Par moment troublé -il a écrasé une larme en rendant un hommage appuyé à sa femme, le 44e président des Etats-Unis, qui s'apprête à céder la place à l'homme d'affaires Donald Trump, a aussi exhorté les Américains à être des acteurs du processus démocratique.

"La démocratie peut flancher lorsque nous cédons à la peur", a-t-il mis en garde depuis Chicago, terre de sa fulgurante ascension politique où il avait célébré, il y a huit ans, son accession à la Maison Blanche.

Tempes blanchies et visage émacié par huit années à la tête de la première puissance mondiale, le premier président noir de l'histoire des Etats-Unis a aussi appelé à l'unité. Car la question raciale reste "un sujet qui divise" en Amérique, a-t-il dit.

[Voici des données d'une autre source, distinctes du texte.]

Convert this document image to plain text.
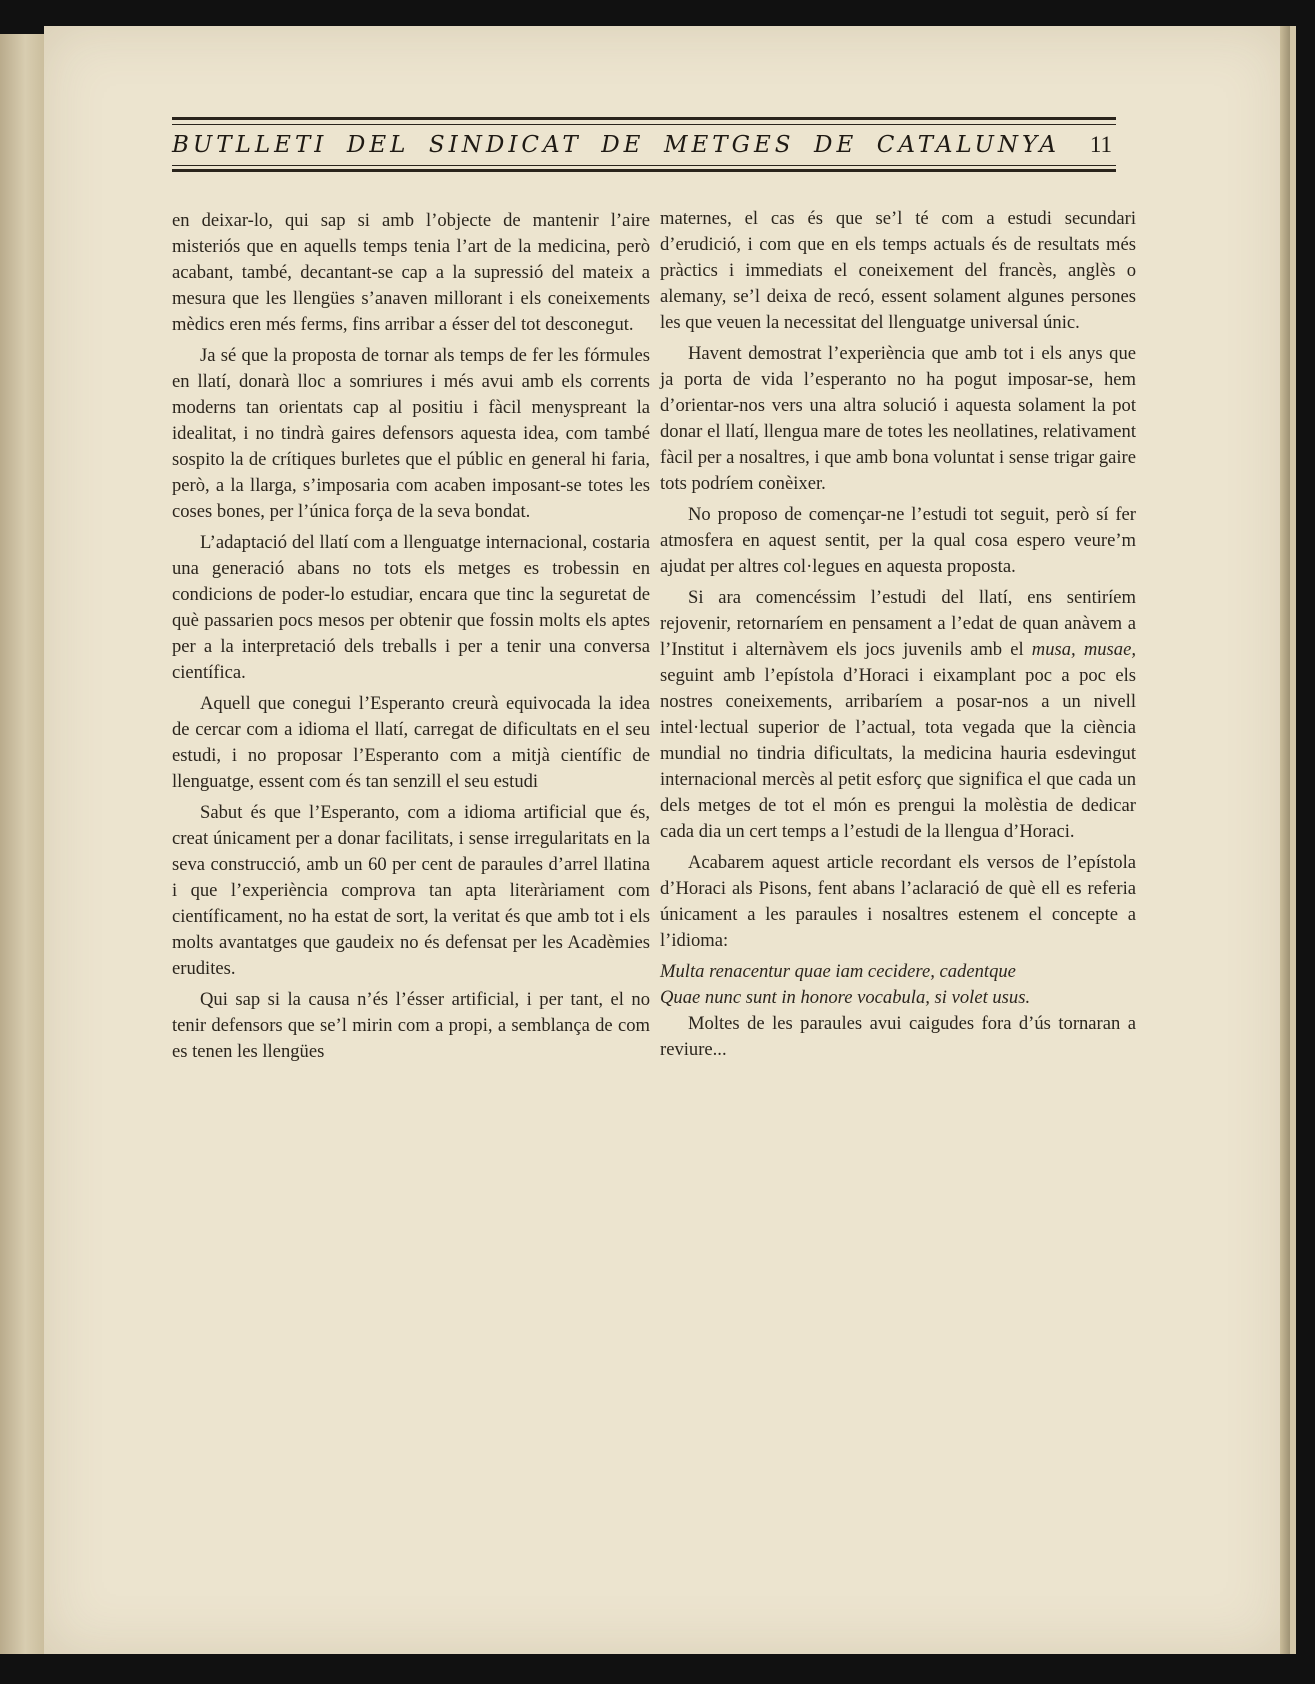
BUTLLETI DEL SINDICAT DE METGES DE CATALUNYA 11

en deixar-lo, qui sap si amb l’objecte de mantenir l’aire misteriós que en aquells temps tenia l’art de la medicina, però acabant, també, decantant-se cap a la supressió del mateix a mesura que les llengües s’anaven millorant i els coneixements mèdics eren més ferms, fins arribar a ésser del tot desconegut.

Ja sé que la proposta de tornar als temps de fer les fórmules en llatí, donarà lloc a somriures i més avui amb els corrents moderns tan orientats cap al positiu i fàcil menyspreant la idealitat, i no tindrà gaires defensors aquesta idea, com també sospito la de crítiques burletes que el públic en general hi faria, però, a la llarga, s’imposaria com acaben imposant-se totes les coses bones, per l’única força de la seva bondat.

L’adaptació del llatí com a llenguatge internacional, costaria una generació abans no tots els metges es trobessin en condicions de poder-lo estudiar, encara que tinc la seguretat de què passarien pocs mesos per obtenir que fossin molts els aptes per a la interpretació dels treballs i per a tenir una conversa científica.

Aquell que conegui l’Esperanto creurà equivocada la idea de cercar com a idioma el llatí, carregat de dificultats en el seu estudi, i no proposar l’Esperanto com a mitjà científic de llenguatge, essent com és tan senzill el seu estudi

Sabut és que l’Esperanto, com a idioma artificial que és, creat únicament per a donar facilitats, i sense irregularitats en la seva construcció, amb un 60 per cent de paraules d’arrel llatina i que l’experiència comprova tan apta literàriament com científicament, no ha estat de sort, la veritat és que amb tot i els molts avantatges que gaudeix no és defensat per les Acadèmies erudites.

Qui sap si la causa n’és l’ésser artificial, i per tant, el no tenir defensors que se’l mirin com a propi, a semblança de com es tenen les llengües

maternes, el cas és que se’l té com a estudi secundari d’erudició, i com que en els temps actuals és de resultats més pràctics i immediats el coneixement del francès, anglès o alemany, se’l deixa de recó, essent solament algunes persones les que veuen la necessitat del llenguatge universal únic.

Havent demostrat l’experiència que amb tot i els anys que ja porta de vida l’esperanto no ha pogut imposar-se, hem d’orientar-nos vers una altra solució i aquesta solament la pot donar el llatí, llengua mare de totes les neollatines, relativament fàcil per a nosaltres, i que amb bona voluntat i sense trigar gaire tots podríem conèixer.

No proposo de començar-ne l’estudi tot seguit, però sí fer atmosfera en aquest sentit, per la qual cosa espero veure’m ajudat per altres col·legues en aquesta proposta.

Si ara comencéssim l’estudi del llatí, ens sentiríem rejovenir, retornaríem en pensament a l’edat de quan anàvem a l’Institut i alternàvem els jocs juvenils amb el musa, musae, seguint amb l’epístola d’Horaci i eixamplant poc a poc els nostres coneixements, arribaríem a posar-nos a un nivell intel·lectual superior de l’actual, tota vegada que la ciència mundial no tindria dificultats, la medicina hauria esdevingut internacional mercès al petit esforç que significa el que cada un dels metges de tot el món es prengui la molèstia de dedicar cada dia un cert temps a l’estudi de la llengua d’Horaci.

Acabarem aquest article recordant els versos de l’epístola d’Horaci als Pisons, fent abans l’aclaració de què ell es referia únicament a les paraules i nosaltres estenem el concepte a l’idioma:

Multa renacentur quae iam cecidere, cadentque

Quae nunc sunt in honore vocabula, si volet usus.

Moltes de les paraules avui caigudes fora d’ús tornaran a reviure...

"Tous ensemble, quel que soit notre parti, nous devrions nous attacher à reconstruire nos institutions démocratiques", a-t-il martelé, devant près de 20.000 personnes.

Avertissement à Trump sur le climat

Barack Obama, 55 ans, qui bénéficie, à l'heure du départ d'une solide cote de popularité, a insisté sur "le pouvoir des Américains ordinaires comme acteurs du changement".

Et il a par moments tenté de réconforter sa famille politique, toujours sous le choc de l'élection surprise de Donald Trump, en vantant les progrès accomplis et sa confiance intacte en la capacité de progrès de la société américaine.

S'il n'a jamais cité le nom de celui qui lui succédera le 20 janvier dans le Bureau ovale, il a lancé quelques mises en garde à son attention, en particulier sur le réchauffement climatique.

"Nous pouvons, et devons, débattre de la meilleure approche pour s'attaquer à ce problème", a-t-il affirmé.

"Mais simplement nier le problème revient non seulement à trahir les générations futures, mais aussi à trahir l'esprit d'innovation et de recherche de solutions qui ont guidé nos fondateurs", a-t-il ajouté .

Hommage à la famille

Chicago, où la famille Obama possède toujours une maison, jouera un rôle central dans la "vie d'après" du président démocrate sortant : elle accueillera sa bibliothèque présidentielle et sa fondation.

Barack Obama a aussi laissé échapper une larme lorsqu'il a rendu hommage à sa femme, Michelle : "Depuis 25 ans, tu as non seulement été ma femme et la mère de mes enfants, mais aussi ma meilleure amie", a-t-il lancé.

Il a longuement salué ses deux filles, en l'absence remarquée de la plus jeune, Sasha, 15 ans (la Maison Blanche a assuré par la suite qu'elle était restée à Washington en raison d'un examen scolaire matinal).

"De tout ce que j'ai fait dans ma vie, ma plus grand fierté est d'être votre père".